I think one of the reasons the old myths are so interesting is the human quality of a god or goddess. Maybe they are more powerful, invincible, and immortal, but they still love, and hate, and fight. They still have emotions. Something an equation, or a volcano can not do. You can reason with a god, or trick them. A volcano will blow no matter what you do, or what you promise.

So, yes, fantasy and story telling started with those great myths from the past. They started with fears, hopes, and dreams of men who came long before us. But we are continuing on in their fashion, fighting against the shadows in the night with words, and hope in the form of new stories, and new myths.

The Story Writes Itself- NaNoWriMo Day 8

I’ve done a few interviews this month, and a common question is: “Are you a pantser or a plotter?”

It’s a good question. A lot of new writers struggle over this one, trying to figure out what works best for them. And in the end, that’s the real key; finding what works for you.

I am both. I write out some plots, and I know that the more detailed the plot the better writing the actual story is going to be. But while I am writing that plot out I am also writing some of the scenes, dialog especially, that will appear in the final version.

In fact a lot of my stories start with a conversation with two people concerning a person, place or thing.

But once you have your plot, and it’s marked out in detail, don’t be afraid to deviate from it. Let the story go where it wants to go. Sometimes it will just loop right back to the end. Sometimes you’ll find something was missing from the original plot. Every now and then you’ll discover an entire person missing from the plot.

This NaNoWriMo I started with a basic plot that outlined all the chapters. The first two chapters dealt with Marizza, a witch, and how she fell in love with a merman, and conceived Okira, the cursed mermaid. The novel was suppose to be about Okira, and her struggles.

As I wrote it I realized I was struggling because Marizza’s back story, and the world building, were just a little thin. So I set about exploring it one day thinking I would just add little bits to it later, but it would be just for my information.

The story didn’t want to go that way, Marizza was more important then I realized, and her story wanted to be told too. So “Mermaid’s Curse” is going to be in two parts, in one book.
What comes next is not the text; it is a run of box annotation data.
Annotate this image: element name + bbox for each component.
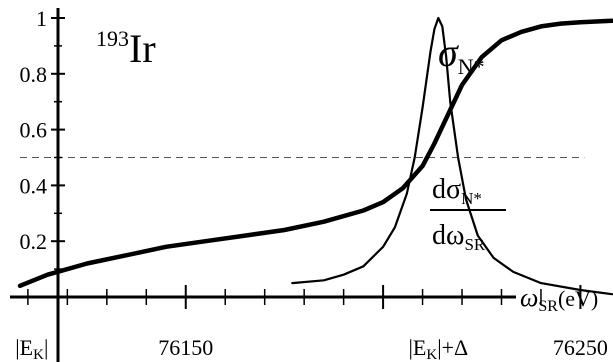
denominator-sub: SR xyxy=(464,235,485,254)
x-tick-label: |EK| xyxy=(15,335,48,362)
isotope-label: 193Ir xyxy=(96,26,156,71)
sigma-main: σ xyxy=(438,30,459,75)
denominator-main: dω xyxy=(432,220,464,251)
series-sigma-line xyxy=(17,18,613,289)
series-layer xyxy=(17,16,613,296)
isotope-symbol: Ir xyxy=(129,26,156,71)
x-ticks: |EK| 76150 |EK|+Δ 76250 xyxy=(15,285,608,362)
x-axis-label: ωSR(eV) xyxy=(520,283,598,315)
numerator-main: dσ xyxy=(432,174,461,205)
sigma-sub: N* xyxy=(458,54,485,79)
x-axis-unit: (eV) xyxy=(558,286,598,311)
series-derivative-line xyxy=(291,16,613,296)
y-tick-label: 1 xyxy=(36,6,47,31)
x-tick-label: 76250 xyxy=(553,335,608,360)
isotope-mass: 193 xyxy=(96,26,129,51)
x-tick-label: |EK|+Δ xyxy=(409,335,469,362)
x-axis-main: ω xyxy=(520,283,538,312)
x-axis-sub: SR xyxy=(538,298,558,315)
y-tick-label: 0.6 xyxy=(20,118,48,143)
y-tick-label: 0.2 xyxy=(20,229,48,254)
series-label-deriv-denominator: dωSR xyxy=(432,220,486,254)
series-label-sigma: σN* xyxy=(438,30,485,79)
series-label-deriv-numerator: dσN* xyxy=(432,174,482,208)
x-tick-label: 76150 xyxy=(158,335,213,360)
y-ticks: 0.2 0.4 0.6 0.8 1 xyxy=(20,6,65,270)
y-tick-label: 0.4 xyxy=(20,173,48,198)
y-tick-label: 0.8 xyxy=(20,62,48,87)
numerator-sub: N* xyxy=(461,189,482,208)
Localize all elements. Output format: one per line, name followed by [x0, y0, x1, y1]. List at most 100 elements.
At first I rebelled against this notion. It’s suppose to be a paranormal romance, and romances do not come in two parts, and they usually do not follow the lives of a mother, then a daughter. But I realized I had to let the story write itself. If I forced it to be something it wasn’t then it wouldn’t be as good a story.

The wonderful thing about being an indie author is I don’t have to conform to conventions. I don’t have an editor or publisher to answer to. I can just write the story and let it be what it wants to be.
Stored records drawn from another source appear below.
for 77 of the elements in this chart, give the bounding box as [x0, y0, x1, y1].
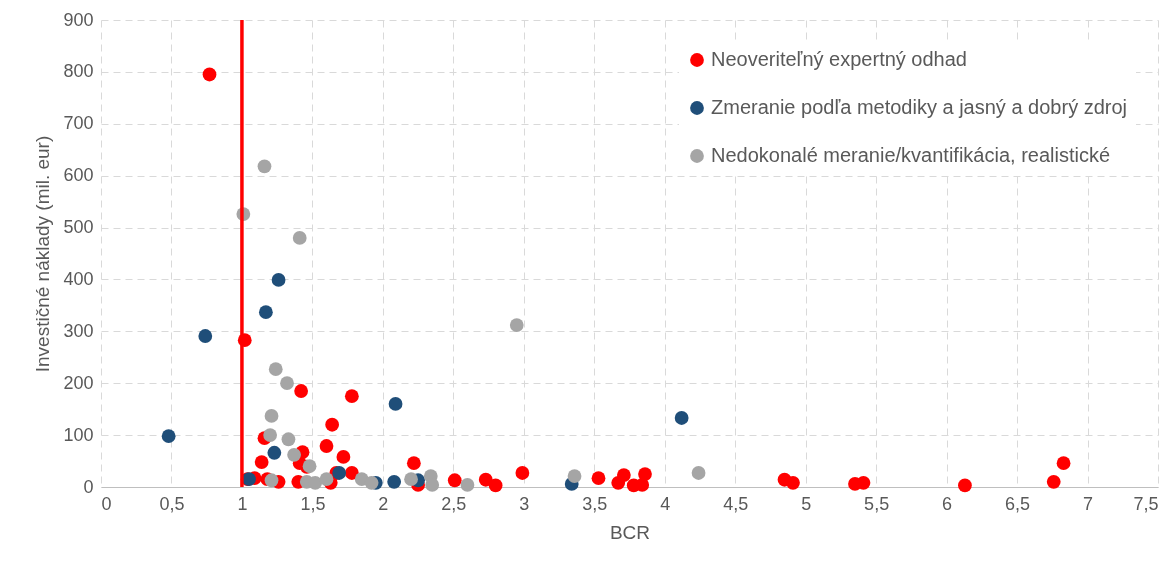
x-tick-label: 6,5 — [1005, 493, 1031, 514]
y-tick-label: 0 — [83, 476, 94, 497]
point — [364, 475, 379, 490]
point — [691, 466, 706, 480]
point — [460, 478, 475, 492]
point — [268, 362, 283, 377]
x-tick-label: 0,5 — [159, 493, 185, 514]
x-tick-label: 4,5 — [723, 493, 749, 514]
point — [1046, 474, 1061, 489]
x-tick-label: 5 — [801, 493, 812, 514]
point — [856, 475, 871, 490]
legend-label: Zmeranie podľa metodiky a jasný a dobrý zdroj — [711, 96, 1128, 118]
point — [281, 432, 296, 447]
x-tick-label: 7,5 — [1133, 493, 1159, 514]
point — [198, 329, 213, 343]
point — [425, 478, 440, 492]
point — [202, 67, 217, 82]
y-tick-label: 600 — [63, 165, 94, 186]
x-tick-label: 0 — [101, 493, 112, 514]
point — [509, 318, 524, 332]
point — [447, 473, 462, 488]
point — [294, 384, 309, 398]
x-tick-label: 1,5 — [300, 493, 326, 514]
point — [336, 450, 351, 464]
y-tick-label: 400 — [63, 268, 94, 289]
point — [308, 475, 323, 490]
x-tick-label: 6 — [942, 493, 953, 514]
point — [388, 397, 403, 411]
y-axis-title: Investičné náklady (mil. eur) — [32, 135, 54, 373]
point — [406, 456, 421, 471]
y-tick-label: 800 — [63, 61, 94, 82]
point — [404, 472, 418, 487]
point — [387, 474, 402, 489]
point — [263, 428, 278, 442]
point — [254, 455, 269, 469]
legend-label: Nedokonalé meranie/kvantifikácia, realistické — [711, 144, 1111, 166]
x-tick-label: 4 — [660, 493, 671, 514]
legend-label: Neoveriteľný expertný odhad — [711, 48, 967, 70]
x-tick-label: 2,5 — [441, 493, 467, 514]
point — [319, 439, 334, 453]
point — [488, 478, 503, 493]
y-tick-label: 100 — [63, 424, 94, 445]
point — [259, 305, 273, 320]
y-tick-label: 500 — [63, 217, 94, 238]
x-tick-label: 5,5 — [864, 493, 890, 514]
y-tick-label: 300 — [63, 320, 94, 341]
point — [267, 445, 282, 460]
point — [161, 429, 176, 444]
point — [1056, 456, 1071, 471]
point — [616, 468, 631, 482]
point — [257, 159, 272, 174]
point — [287, 447, 301, 462]
point — [271, 273, 286, 287]
y-tick-label: 900 — [63, 9, 94, 30]
y-tick-label: 700 — [63, 113, 94, 134]
point — [264, 473, 279, 488]
point — [515, 466, 530, 480]
x-tick-label: 7 — [1083, 493, 1094, 514]
x-tick-label: 3 — [519, 493, 530, 514]
point — [280, 376, 294, 391]
x-tick-label: 1 — [237, 493, 248, 514]
point — [292, 231, 307, 245]
point — [319, 472, 334, 487]
y-tick-label: 200 — [63, 372, 94, 393]
point — [674, 411, 689, 425]
point — [591, 471, 606, 486]
x-tick-label: 2 — [378, 493, 389, 514]
point — [344, 389, 359, 404]
point — [958, 478, 972, 493]
point — [638, 467, 652, 481]
point — [786, 475, 800, 490]
x-tick-label: 3,5 — [582, 493, 608, 514]
x-axis-title: BCR — [609, 521, 651, 543]
point — [264, 409, 279, 423]
point — [635, 478, 650, 492]
point — [325, 417, 340, 432]
point — [567, 469, 582, 483]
So maybe the story is more epic fantasy then romance at times, and other times it’s more romance. The main plot of the first half is the romance developing between Marizza and a merman, and how the curse came about. The second half is about the romance between Okira and Brother Hawk, and how they defeat the kraken. In both cases there is a lot dealing with their love lives, so I’m still going with “paranormal romance” for now.

But if the story wants to be epic fantasy… well I guess that’s what it gets to be.